Notice that it’s the sense of God’s presence that they do not feel. If one accepts the doctrine of omnipresence, then God must be said to be present to each and every person at all times, regardless of whether or not one senses this presence. But this doesn’t get to the heart of the matter. After all, who cares if God is merely present? Surely we don’t want simply to affirm the doctrine of divine omnipresence as we struggle through life.
However, it seems to me that, very often, those who lack a sense of God’s presence have only the most superficial of relationships with God. This sounds harsh, of course, especially in the light of what I wrote in my first paragraph.
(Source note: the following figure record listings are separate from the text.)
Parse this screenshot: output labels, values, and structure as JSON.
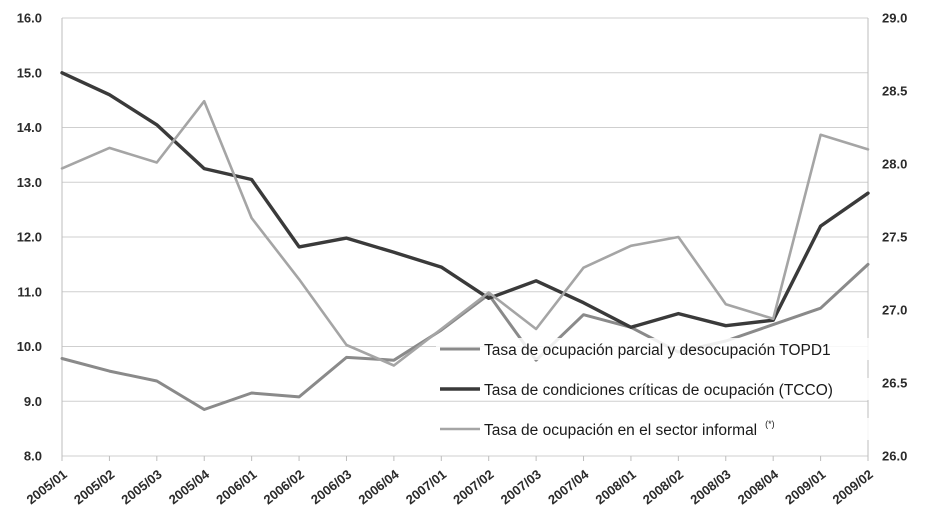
{
  "chart_data": {
    "type": "line",
    "categories": [
      "2005/01",
      "2005/02",
      "2005/03",
      "2005/04",
      "2006/01",
      "2006/02",
      "2006/03",
      "2006/04",
      "2007/01",
      "2007/02",
      "2007/03",
      "2007/04",
      "2008/01",
      "2008/02",
      "2008/03",
      "2008/04",
      "2009/01",
      "2009/02"
    ],
    "y_left": {
      "ticks": [
        "8.0",
        "9.0",
        "10.0",
        "11.0",
        "12.0",
        "13.0",
        "14.0",
        "15.0",
        "16.0"
      ],
      "ylim": [
        8,
        16
      ]
    },
    "y_right": {
      "ticks": [
        "26.0",
        "26.5",
        "27.0",
        "27.5",
        "28.0",
        "28.5",
        "29.0"
      ],
      "ylim": [
        26,
        29
      ]
    },
    "grid": true,
    "legend_position": "bottom-right",
    "series": [
      {
        "name": "Tasa de ocupación parcial y desocupación TOPD1",
        "axis": "left",
        "color": "#8a8a8a",
        "values": [
          9.78,
          9.55,
          9.37,
          8.85,
          9.15,
          9.08,
          9.8,
          9.75,
          10.3,
          10.95,
          9.75,
          10.58,
          10.35,
          9.9,
          10.1,
          10.4,
          10.7,
          11.5
        ]
      },
      {
        "name": "Tasa de condiciones críticas de ocupación (TCCO)",
        "axis": "left",
        "color": "#3a3a3a",
        "values": [
          15.0,
          14.6,
          14.05,
          13.25,
          13.05,
          11.82,
          11.98,
          11.72,
          11.45,
          10.88,
          11.2,
          10.8,
          10.35,
          10.6,
          10.38,
          10.48,
          12.2,
          12.8
        ]
      },
      {
        "name": "Tasa de ocupación en el sector informal",
        "name_note": "(*)",
        "axis": "right",
        "color": "#a5a5a5",
        "values": [
          27.97,
          28.11,
          28.01,
          28.43,
          27.63,
          27.21,
          26.76,
          26.62,
          26.87,
          27.12,
          26.87,
          27.29,
          27.44,
          27.5,
          27.04,
          26.94,
          28.2,
          28.1
        ]
      }
    ]
  }
}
But however harsh it sounds, I believe it’s true. There’s no doubt that many Christians love Jesus and are eager to serve him, whatever that might mean in practice for them – but this love and service translates too often into doing things for Jesus without the appropriate balance of spending time with him in prayer and Bible-reading. An analogy could well be the stereotype of the hard-working man who grafts all the hours God sends to provide for his family, but all the while without even seeing his wife and children. So it seems to me that the reason why so many are saddened by the lack of a sense of God’s presence in their lives is because they do not practise any devotional exercises beyond arrow prayers or reading the chosen passage before the sermon in church on Sundays – assuming they still go to church, of course.
I’m being cynical and judgemental, of course. It’s not as cut ‘n’ dried as all this. Sometimes Christians fail to sense God’s presence despite persistent prayer and industrious Bible-reading. But this is surely a different issue, the so-called ‘dark night of the soul’, where God is arguably so present in one’s life that, counterintuitively, paradoxically, God’s presence is felt intensely as absence. However, the dark night aside, I do feel that if we neglect to pray, to read the Bible, to take time out to be with God – if we neglect these things, it’s no surprise that we will fail to sense God’s presence in our lives. Such things are traditionally the means by which we practise the presence of God. In the Old Testament, for example, God’s presence is maintained among the people of Israel by the rites of atonement (Leviticus) and by focussing on God’s word (Deuteronomy). And in the New Testament, the Eucharist (rites) is put forward as the means by which the risen and ascended Christ (God’s word made flesh) is made present by the Holy Spirit to and within the Christian community. So neglecting prayer and God’s word (in Scripture and in Christ, who is present in the Eucharist) is not really an option for the faithful Christian if s/he wants to recognise God’s presence.
But let’s return to my opening question: Does prayer create God? If our sense of God’s presence is cultivated by our devotional diligence, then isn’t it fair to say that our prayers actually create God for us? It’s this ‘for us’ that’s important here. Our prayers do not create God in any ontological sense; our prayers do not create God ex nihilo or conjure God up from nowhere. But our prayers and liturgical practices, enlivened by the Holy Spirit, somehow tap into the God who is already present and make God ‘real’ to us. The flip side of this is that when we neglect prayer or Bible-reading, God’s presence is perceived as absence. And once this neglect is prolonged, God, for us, may as well not exist at all, beyond an idea or a concept or a fantasy.